The event in Italian on the “Importance of non-traditional hospitality industry for tourist economy in Veneto” (June 28th, 10am, San Giobbe) will start with the introduction of the report written within the Veneto Observatory on Tourism in 2016 by professors and researchers Jan van der Borg, Dario Bertocchi, Nicola Camatti, Marco Olivi.

A roundtable will gather Gianangelo Bellati (Unioncamere), Nicola Callegaro (City of Venice), Tommaso Bortoluzzi (Associazione dei bed&breakfast, affittacamere ed appartamenti del Veneto - ABBAV), Stefan Marchioro (Veneto Region), Elio Dazzo (Chamber of Commerce of Venice, Rovigo and the Laguna delta).

The analysis of Airbnb data allowed professor Jan Van Der Borg’s research team to ‘take a picture’ of the supply and demand of a phenomenon “that has now exploded, evolved and been consolidated in Veneto too”.

The data collection of November 2016 and the previous year showed that: 10.179 inhabitants of Veneto let rooms and entire properties for rent through Airbnb for an average of 131 EUR per day, representing about 9 thousand EUR per day throughout the region.

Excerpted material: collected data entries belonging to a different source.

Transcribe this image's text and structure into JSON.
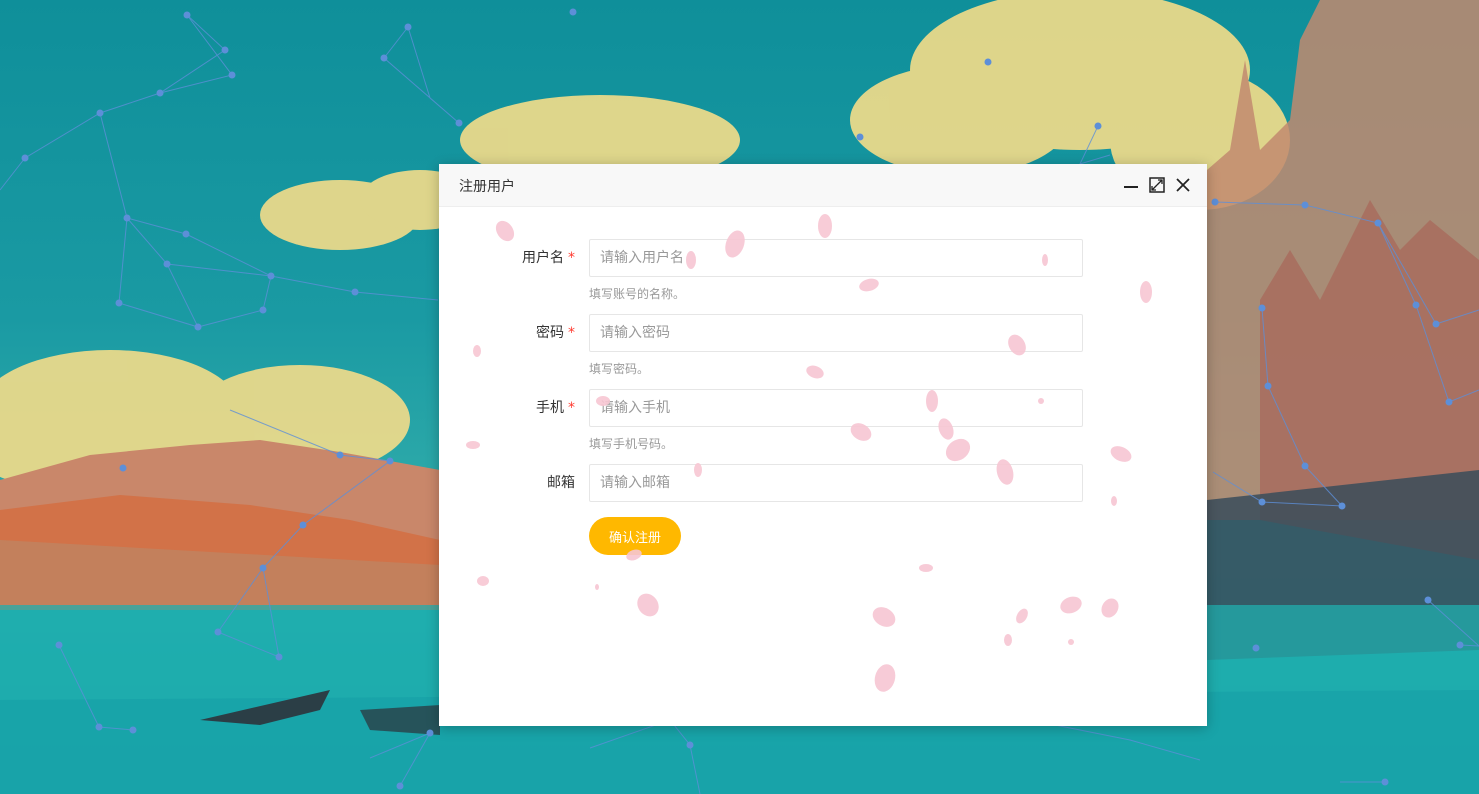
{
  "dialog": {
    "title": "注册用户",
    "window_controls": [
      "minimize-icon",
      "maximize-icon",
      "close-icon"
    ]
  },
  "form": {
    "fields": [
      {
        "label": "用户名",
        "required": true,
        "placeholder": "请输入用户名",
        "hint": "填写账号的名称。"
      },
      {
        "label": "密码",
        "required": true,
        "placeholder": "请输入密码",
        "hint": "填写密码。"
      },
      {
        "label": "手机",
        "required": true,
        "placeholder": "请输入手机",
        "hint": "填写手机号码。"
      },
      {
        "label": "邮箱",
        "required": false,
        "placeholder": "请输入邮箱",
        "hint": ""
      }
    ],
    "required_mark": "*",
    "submit_label": "确认注册"
  },
  "colors": {
    "accent": "#ffb800",
    "required": "#ff3b30",
    "header_bg": "#f8f8f8"
  }
}
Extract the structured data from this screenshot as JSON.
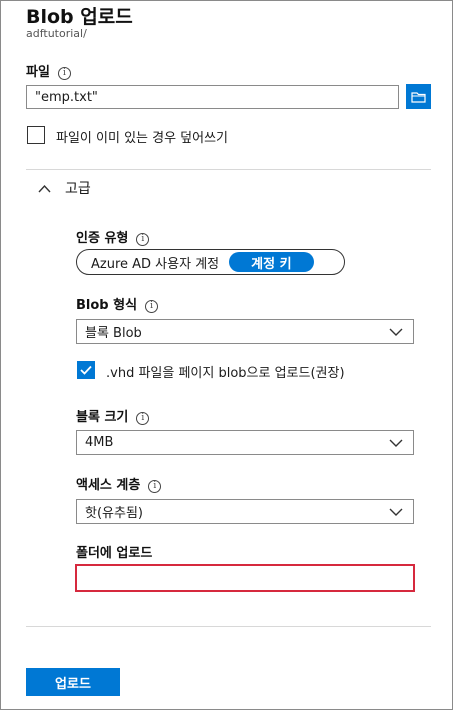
{
  "panel": {
    "title": "Blob 업로드",
    "breadcrumb": "adftutorial/"
  },
  "file": {
    "label": "파일",
    "value": "\"emp.txt\""
  },
  "overwrite": {
    "label": "파일이 이미 있는 경우 덮어쓰기",
    "checked": false
  },
  "advanced": {
    "label": "고급",
    "expanded": true
  },
  "auth": {
    "label": "인증 유형",
    "options": [
      "Azure AD 사용자 계정",
      "계정 키"
    ],
    "selected": "계정 키"
  },
  "blob_type": {
    "label": "Blob 형식",
    "value": "블록 Blob"
  },
  "vhd": {
    "label": ".vhd 파일을 페이지 blob으로 업로드(권장)",
    "checked": true
  },
  "block_size": {
    "label": "블록 크기",
    "value": "4MB"
  },
  "access_tier": {
    "label": "액세스 계층",
    "value": "핫(유추됨)"
  },
  "folder": {
    "label": "폴더에 업로드",
    "value": ""
  },
  "actions": {
    "upload_label": "업로드"
  },
  "colors": {
    "accent": "#0078d4",
    "highlight": "#d6293e"
  },
  "icons": {
    "info": "info-icon",
    "folder": "folder-icon",
    "chevron_up": "chevron-up-icon",
    "chevron_down": "chevron-down-icon",
    "check": "checkmark-icon"
  }
}
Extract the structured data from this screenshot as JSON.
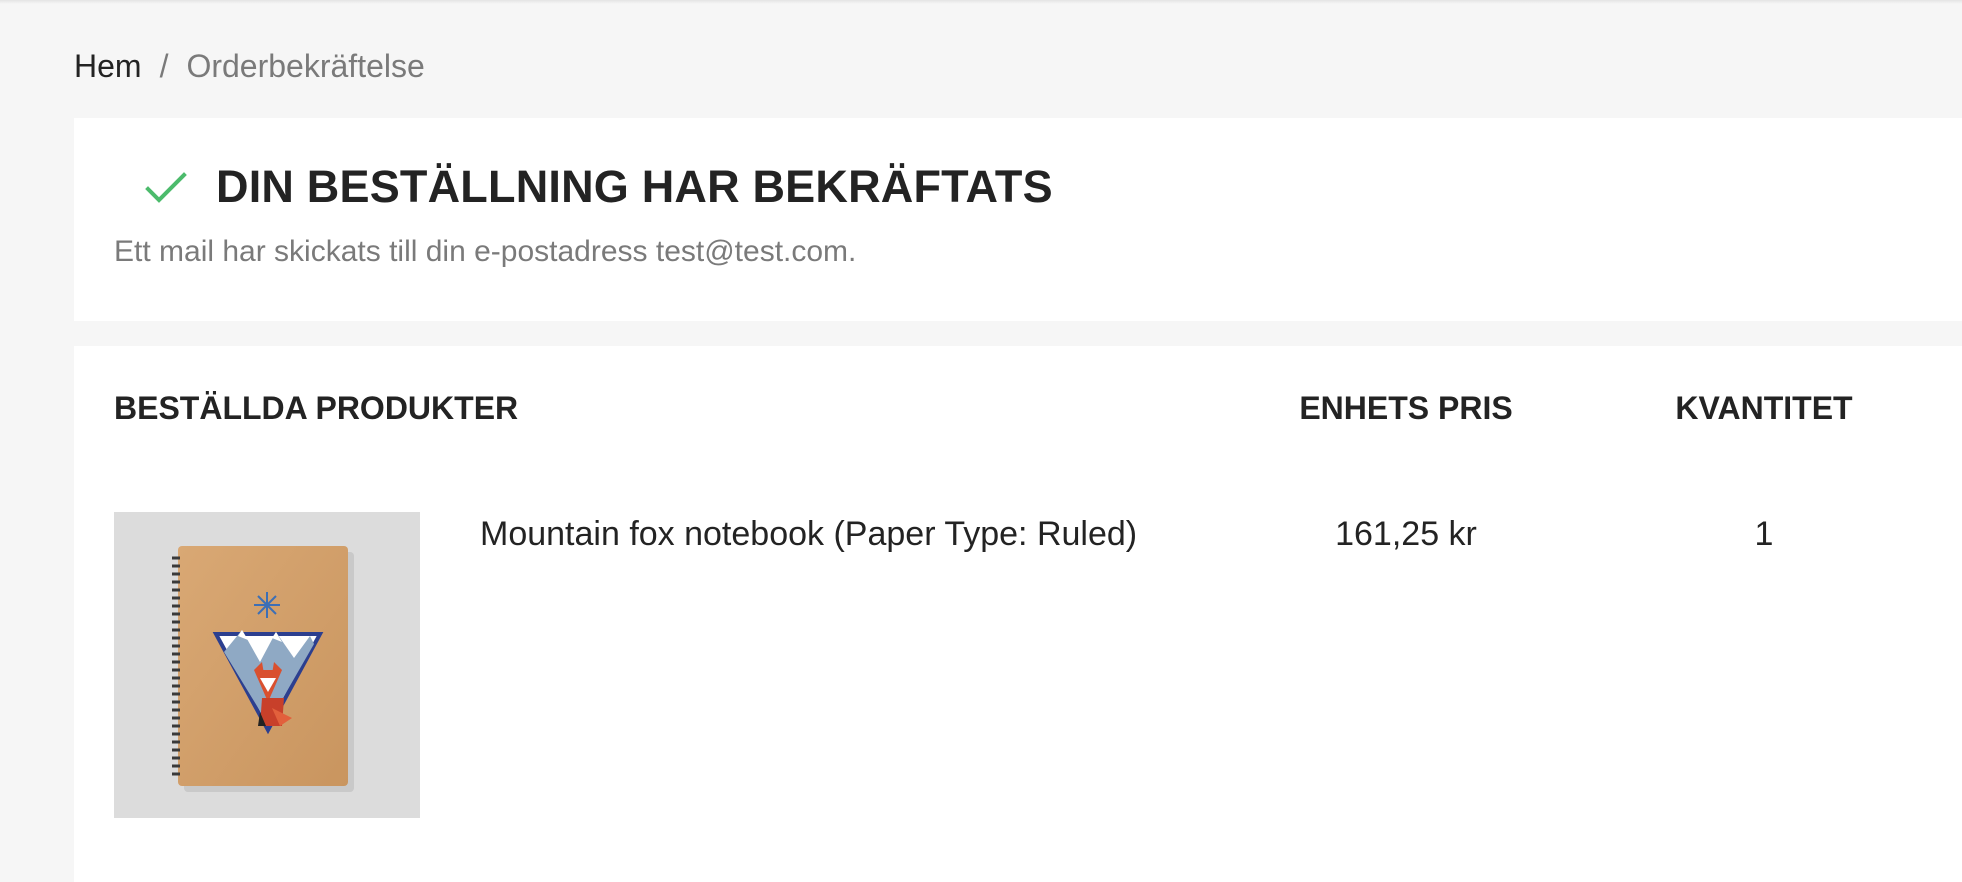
{
  "breadcrumb": {
    "home": "Hem",
    "separator": "/",
    "current": "Orderbekräftelse"
  },
  "confirmation": {
    "title": "DIN BESTÄLLNING HAR BEKRÄFTATS",
    "message": "Ett mail har skickats till din e-postadress test@test.com.",
    "icon": "check-icon",
    "icon_color": "#4cbb6c"
  },
  "products_table": {
    "headers": {
      "products": "BESTÄLLDA PRODUKTER",
      "unit_price": "ENHETS PRIS",
      "quantity": "KVANTITET"
    },
    "rows": [
      {
        "name": "Mountain fox notebook (Paper Type: Ruled)",
        "unit_price": "161,25 kr",
        "quantity": "1",
        "image": "mountain-fox-notebook-image"
      }
    ]
  }
}
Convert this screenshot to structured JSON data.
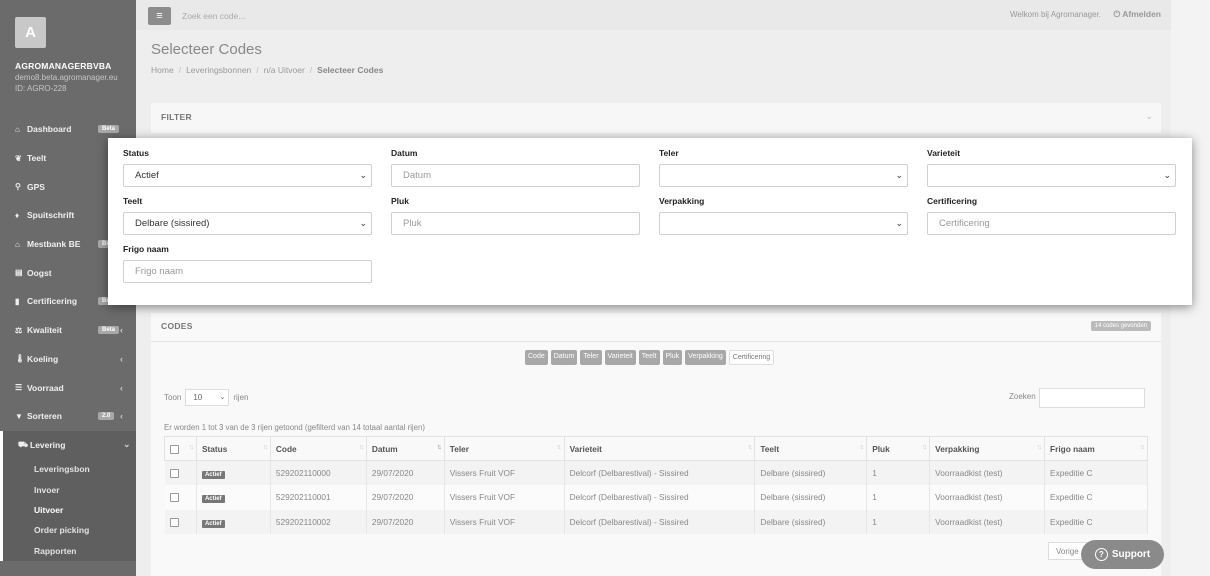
{
  "sidebar": {
    "avatar_letter": "A",
    "company": "AGROMANAGERBVBA",
    "email": "demo8.beta.agromanager.eu",
    "user_id": "ID: AGRO-228",
    "items": [
      {
        "label": "Dashboard",
        "icon": "home-icon",
        "glyph": "⌂",
        "badge": "Beta",
        "chevron": ""
      },
      {
        "label": "Teelt",
        "icon": "leaf-icon",
        "glyph": "❦",
        "badge": "",
        "chevron": ""
      },
      {
        "label": "GPS",
        "icon": "map-marker-icon",
        "glyph": "⚲",
        "badge": "",
        "chevron": ""
      },
      {
        "label": "Spuitschrift",
        "icon": "drop-icon",
        "glyph": "♦",
        "badge": "",
        "chevron": ""
      },
      {
        "label": "Mestbank BE",
        "icon": "bank-icon",
        "glyph": "⌂",
        "badge": "Be",
        "chevron": ""
      },
      {
        "label": "Oogst",
        "icon": "basket-icon",
        "glyph": "▤",
        "badge": "",
        "chevron": ""
      },
      {
        "label": "Certificering",
        "icon": "certificate-icon",
        "glyph": "▮",
        "badge": "Be",
        "chevron": ""
      },
      {
        "label": "Kwaliteit",
        "icon": "balance-icon",
        "glyph": "⚖",
        "badge": "Beta",
        "chevron": "‹"
      },
      {
        "label": "Koeling",
        "icon": "thermometer-icon",
        "glyph": "🌡",
        "badge": "",
        "chevron": "‹"
      },
      {
        "label": "Voorraad",
        "icon": "list-icon",
        "glyph": "☰",
        "badge": "",
        "chevron": "‹"
      },
      {
        "label": "Sorteren",
        "icon": "filter-icon",
        "glyph": "▼",
        "badge": "2.0",
        "chevron": "‹"
      }
    ],
    "active_item": {
      "label": "Levering",
      "icon": "truck-icon",
      "glyph": "⛟",
      "chevron": "⌄"
    },
    "sub_items": [
      "Leveringsbon",
      "Invoer",
      "Uitvoer",
      "Order picking",
      "Rapporten"
    ]
  },
  "topbar": {
    "menu_glyph": "≡",
    "search_placeholder": "Zoek een code...",
    "welcome": "Welkom bij Agromanager.",
    "logout": "⏻ Afmelden"
  },
  "page": {
    "title": "Selecteer Codes",
    "breadcrumb": [
      "Home",
      "Leveringsbonnen",
      "n/a Uitvoer",
      "Selecteer Codes"
    ]
  },
  "filter": {
    "title": "FILTER",
    "fields": {
      "status": {
        "label": "Status",
        "value": "Actief"
      },
      "datum": {
        "label": "Datum",
        "placeholder": "Datum"
      },
      "teler": {
        "label": "Teler",
        "value": ""
      },
      "varieteit": {
        "label": "Varieteit",
        "value": ""
      },
      "teelt": {
        "label": "Teelt",
        "value": "Delbare (sissired)"
      },
      "pluk": {
        "label": "Pluk",
        "placeholder": "Pluk"
      },
      "verpakking": {
        "label": "Verpakking",
        "value": ""
      },
      "certificering": {
        "label": "Certificering",
        "placeholder": "Certificering"
      },
      "frigo_naam": {
        "label": "Frigo naam",
        "placeholder": "Frigo naam"
      }
    }
  },
  "codes": {
    "title": "CODES",
    "badge": "14 codes gevonden",
    "column_toggles": [
      {
        "label": "Code",
        "on": true
      },
      {
        "label": "Datum",
        "on": true
      },
      {
        "label": "Teler",
        "on": true
      },
      {
        "label": "Varieteit",
        "on": true
      },
      {
        "label": "Teelt",
        "on": true
      },
      {
        "label": "Pluk",
        "on": true
      },
      {
        "label": "Verpakking",
        "on": true
      },
      {
        "label": "Certificering",
        "on": false
      }
    ],
    "length_label_before": "Toon",
    "length_value": "10",
    "length_label_after": "rijen",
    "search_label": "Zoeken",
    "info": "Er worden 1 tot 3 van de 3 rijen getoond (gefilterd van 14 totaal aantal rijen)",
    "columns": [
      "Status",
      "Code",
      "Datum",
      "Teler",
      "Varieteit",
      "Teelt",
      "Pluk",
      "Verpakking",
      "Frigo naam"
    ],
    "rows": [
      {
        "status": "Actief",
        "code": "529202110000",
        "datum": "29/07/2020",
        "teler": "Vissers Fruit VOF",
        "varieteit": "Delcorf (Delbarestival) - Sissired",
        "teelt": "Delbare (sissired)",
        "pluk": "1",
        "verpakking": "Voorraadkist (test)",
        "frigo": "Expeditie C"
      },
      {
        "status": "Actief",
        "code": "529202110001",
        "datum": "29/07/2020",
        "teler": "Vissers Fruit VOF",
        "varieteit": "Delcorf (Delbarestival) - Sissired",
        "teelt": "Delbare (sissired)",
        "pluk": "1",
        "verpakking": "Voorraadkist (test)",
        "frigo": "Expeditie C"
      },
      {
        "status": "Actief",
        "code": "529202110002",
        "datum": "29/07/2020",
        "teler": "Vissers Fruit VOF",
        "varieteit": "Delcorf (Delbarestival) - Sissired",
        "teelt": "Delbare (sissired)",
        "pluk": "1",
        "verpakking": "Voorraadkist (test)",
        "frigo": "Expeditie C"
      }
    ],
    "prev_label": "Vorige"
  },
  "support": {
    "label": "Support",
    "glyph": "?"
  }
}
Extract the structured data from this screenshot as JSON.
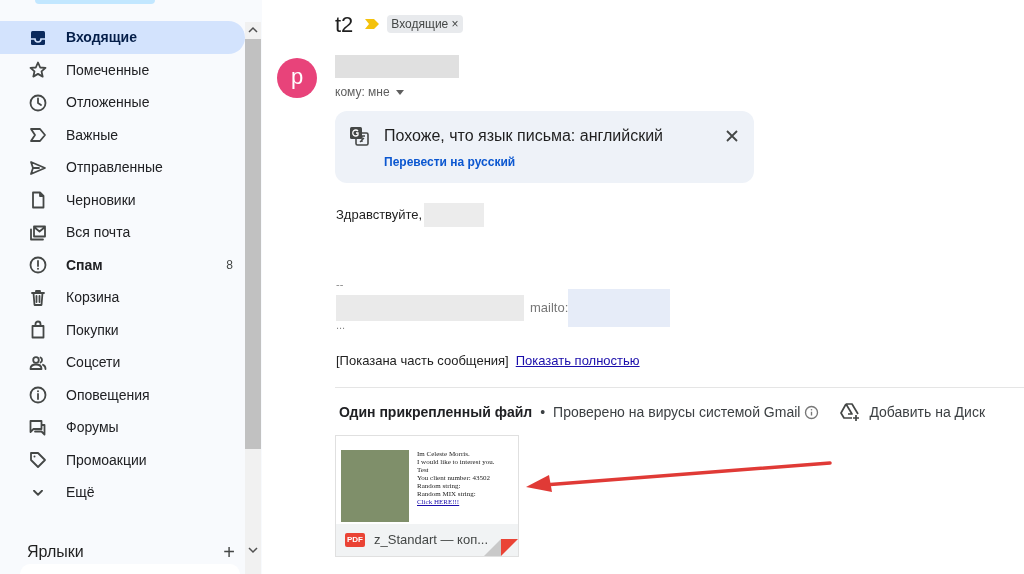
{
  "sidebar": {
    "items": [
      {
        "label": "Входящие",
        "kind": "inbox",
        "selected": true,
        "bold": true
      },
      {
        "label": "Помеченные",
        "kind": "star",
        "selected": false,
        "bold": false
      },
      {
        "label": "Отложенные",
        "kind": "clock",
        "selected": false,
        "bold": false
      },
      {
        "label": "Важные",
        "kind": "important",
        "selected": false,
        "bold": false
      },
      {
        "label": "Отправленные",
        "kind": "send",
        "selected": false,
        "bold": false
      },
      {
        "label": "Черновики",
        "kind": "file",
        "selected": false,
        "bold": false
      },
      {
        "label": "Вся почта",
        "kind": "allmail",
        "selected": false,
        "bold": false
      },
      {
        "label": "Спам",
        "kind": "spam",
        "selected": false,
        "bold": true,
        "count": "8"
      },
      {
        "label": "Корзина",
        "kind": "trash",
        "selected": false,
        "bold": false
      },
      {
        "label": "Покупки",
        "kind": "bag",
        "selected": false,
        "bold": false
      },
      {
        "label": "Соцсети",
        "kind": "people",
        "selected": false,
        "bold": false
      },
      {
        "label": "Оповещения",
        "kind": "info",
        "selected": false,
        "bold": false
      },
      {
        "label": "Форумы",
        "kind": "forum",
        "selected": false,
        "bold": false
      },
      {
        "label": "Промоакции",
        "kind": "tag",
        "selected": false,
        "bold": false
      },
      {
        "label": "Ещё",
        "kind": "chevron",
        "selected": false,
        "bold": false
      }
    ],
    "labels_heading": "Ярлыки",
    "labels_add": "+"
  },
  "message": {
    "subject": "t2",
    "important": true,
    "label_chip": "Входящие",
    "label_chip_close": "×",
    "avatar_letter": "p",
    "recipient": "кому: мне",
    "translate": {
      "text": "Похоже, что язык письма: английский",
      "link": "Перевести на русский"
    },
    "greeting": "Здравствуйте,",
    "signature_dash": "--",
    "mailto": "mailto:",
    "ellipsis": "...",
    "clipped_note": "[Показана часть сообщения]",
    "show_full": "Показать полностью"
  },
  "attachments": {
    "heading": "Один прикрепленный файл",
    "separator": "•",
    "scan_note": "Проверено на вирусы системой Gmail",
    "add_to_drive": "Добавить на Диск",
    "files": [
      {
        "name": "z_Standart — коп...",
        "type_badge": "PDF",
        "preview_lines": [
          "Im Celeste Morris.",
          "I would like to interest you.",
          "Test",
          "You client number: 43502",
          "Random string:",
          "Random MIX string:",
          "Click HERE!!!"
        ]
      }
    ]
  }
}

Van Der Borg comments: “Studying the dimension and the impact of the non-traditional hosting industry brings us inevitably once again to think about competitiveness and sustainability of tourist destinations and to focus on the effective implications on the tourist offer of the Veneto region: Who is this new 2.0 tourist and how do the overnight stay habits - in particular in terms of length - as well as the expenditure and the geographic impact affected?”

Being able to access this large database enabled the extrapolation of the information, covering the gap of official statistics. A specific investigation in collaboration with ABBAV on the supply side confirmed indeed as correct the intuition of interpreting such data as representative of the phenomenon.